Toelichting: Aan dit sublid wordt het begrip “horecaschip” toegevoegd. In concreto bestaat er op dit moment slechts 1 schip dat onder deze definitie valt, te weten het pannenkoekschip in het Schuitendiep. In het nieuwe Bestemmingsplan openbaar vaarwater is dit schip als zodanig benoemd, reden om deze benaming over te nemen in deze verordening.

II - 1 - Aan artikel 1 wordt onder l (L) een nieuwe begripsomschrijving toegevoegd die als volgt luidt:

l - horecaschip: een vaartuig of drijvende constructie, niet zijde een bouwwerk in de zin van de Woningwet, dat geheel of grotendeels wordt gebruikt voor de uitoefening van een horecabedrijf; 2 - De navolgende begrippen worden verletterd.

Toelichting: Zie de toelichting onder I.

III - Artikel 19 komt als volgt te luiden:

Artikel 19 Schepen voor bijzondere, representatieve of horeca doeleinden 1.Het is verboden met een schip, aangemerkt voor bijzondere, representatieve of horecadoeleinden, een ligplaats in te nemen op andere plaatsen dan in door burgemeester en wethouders daartoe aan te wijzen kanaalvakken. 2.Van het verbod bedoeld in het eerste lid kunnen burgemeester en wethouders ontheffing verlenen.
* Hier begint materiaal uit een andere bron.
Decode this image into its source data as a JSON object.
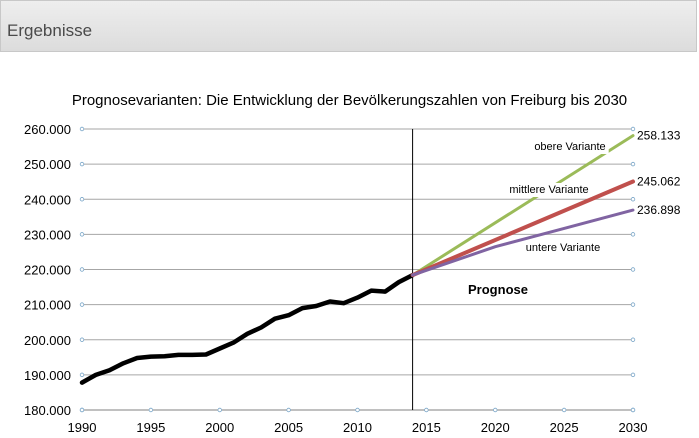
{
  "header": {
    "title": "Ergebnisse"
  },
  "chart_data": {
    "type": "line",
    "title": "Prognosevarianten:  Die Entwicklung der Bevölkerungszahlen  von Freiburg bis 2030",
    "xlabel": "",
    "ylabel": "",
    "xlim": [
      1990,
      2030
    ],
    "ylim": [
      180000,
      260000
    ],
    "x_ticks": [
      "1990",
      "1995",
      "2000",
      "2005",
      "2010",
      "2015",
      "2020",
      "2025",
      "2030"
    ],
    "y_ticks": [
      "180.000",
      "190.000",
      "200.000",
      "210.000",
      "220.000",
      "230.000",
      "240.000",
      "250.000",
      "260.000"
    ],
    "grid": true,
    "divider_year": 2014,
    "series": [
      {
        "name": "",
        "color": "#000000",
        "x": [
          1990,
          1991,
          1992,
          1993,
          1994,
          1995,
          1996,
          1997,
          1998,
          1999,
          2000,
          2001,
          2002,
          2003,
          2004,
          2005,
          2006,
          2007,
          2008,
          2009,
          2010,
          2011,
          2012,
          2013,
          2014
        ],
        "values": [
          187800,
          190000,
          191300,
          193300,
          194800,
          195200,
          195300,
          195700,
          195700,
          195800,
          197500,
          199200,
          201700,
          203500,
          206000,
          207000,
          209000,
          209600,
          210900,
          210400,
          212000,
          214000,
          213700,
          216400,
          218400
        ]
      },
      {
        "name": "obere Variante",
        "color": "#9bbb59",
        "x": [
          2014,
          2030
        ],
        "values": [
          218400,
          258133
        ]
      },
      {
        "name": "mittlere Variante",
        "color": "#c0504d",
        "x": [
          2014,
          2030
        ],
        "values": [
          218400,
          245062
        ]
      },
      {
        "name": "untere Variante",
        "color": "#8064a2",
        "x": [
          2014,
          2020,
          2025,
          2030
        ],
        "values": [
          218400,
          226500,
          231700,
          236898
        ]
      }
    ],
    "end_labels": [
      "258.133",
      "245.062",
      "236.898"
    ],
    "annotations": {
      "upper": "obere Variante",
      "middle": "mittlere Variante",
      "lower": "untere Variante",
      "prognose": "Prognose"
    }
  }
}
Toelichting: Zoals onder I en II uiteen is gezet, is in het Bestemmingsplan openbaar vaarwater het begrip “horecaschip” ingevoerd. Om die reden is er ook voor gekozen om het oude artikel 18 (nu vernummerd tot 19) aan te vullen met het begrip “horecadoeleinden”.

IV - Artikel 1 onder p (verwaarloosd schip) komt als volgt te luiden:

p - verwaarloosd schip: een schip waarvan casco en/of opbouw zodanig onvoldoende zijn beschermd tegen water- en weersinvloeden dat de instandhouding van het schip, zonder daarvoor ingrijpender maatregelen dan het normaal te verrichten onderhoud te treffen, in gevaar komt. Een schip wordt tevens als verwaarloosd aangemerkt indien door gedeeltelijke afbraak, instorting, verwaarlozing of verandering van de woonboot de samenhang in boot en opbouw is verstoord; de detaillering van de wanden van de woonboot in ernstige mate wordt verstoord door (onderdelen van) installaties of door andere toevoegingen; daarop graffiti is aangebracht of anderszins is beklad; verflagen aan de buitenzijde op tenminste 30% van het oppervlak zijn afgebladderd; de woonboot aan de buitenzijde geheel of gedeeltelijk in ernstige mate is beschadigd; de vorm of het aanzien van de woonboot in overwegende mate wordt bepaald door objecten die op de woonboot zijn geplaatst.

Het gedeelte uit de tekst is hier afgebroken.